Geoscientist Sian Proctor is one of four crew members who will be aboard the world’s first all-civilian mission to orbit Earth, Inspiration4. The mission is proceeding toward a targeted launch on Wednesday, September 15 from NASA’s Kennedy Space Center in Florida.
Proctor was one of six crew members who emerged on August 13, 2013 after spending four months at the HI–SEAS habitat as part of a NASA-funded study to investigate food strategies for long-duration space travel.
“I am loving feeling the breeze against me,” Proctor said that day. “Even the warmth of the sun on my face. That’s nice.”
HI–SEAS Principal Investigator and UH Mānoa Professor of Information and Computer Sciences Kim Binsted said, “I’m so excited to see Sian go from being an analog astronaut at HI–SEAS to being a real one in space!”
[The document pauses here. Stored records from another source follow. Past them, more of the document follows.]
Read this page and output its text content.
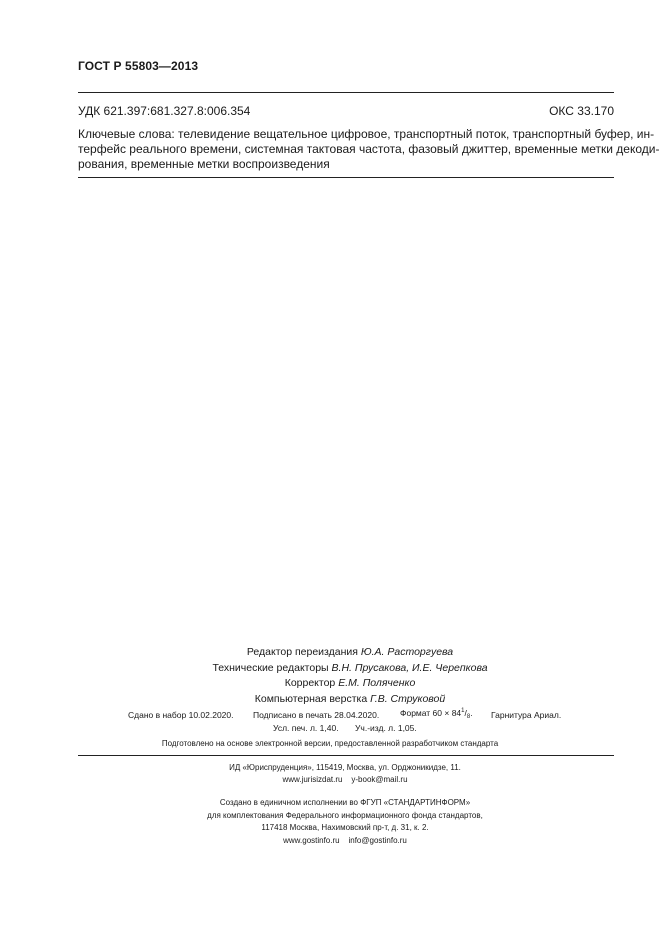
ГОСТ Р 55803—2013
УДК 621.397:681.327.8:006.354	ОКС 33.170
Ключевые слова: телевидение вещательное цифровое, транспортный поток, транспортный буфер, ин-
терфейс реального времени, системная тактовая частота, фазовый джиттер, временные метки декоди-
рования, временные метки воспроизведения
Редактор переиздания Ю.А. Расторгуева
Технические редакторы В.Н. Прусакова, И.Е. Черепкова
Корректор Е.М. Поляченко
Компьютерная верстка Г.В. Струковой
Сдано в набор 10.02.2020. Подписано в печать 28.04.2020. Формат $60 \times 84^1/_8$. Гарнитура Ариал.
Усл. печ. л. 1,40. Уч.-изд. л. 1,05.
Подготовлено на основе электронной версии, предоставленной разработчиком стандарта
ИД «Юриспруденция», 115419, Москва, ул. Орджоникидзе, 11.
www.jurisizdat.ru y-book@mail.ru
Создано в единичном исполнении во ФГУП «СТАНДАРТИНФОРМ»
для комплектования Федерального информационного фонда стандартов,
117418 Москва, Нахимовский пр-т, д. 31, к. 2.
www.gostinfo.ru info@gostinfo.ru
The plan is for Inspiration4 to travel in a low Earth orbit on a multi-day journey. According to the mission website, the crew will conduct experiments while traveling weightless at more than 17,000 miles per hour. Researchers will also collect environmental and biomedical data and biological samples from the four crew members, before, during and after the historic spaceflight.
The mission is raising awareness and funds for St. Jude Children’s Research Hospital.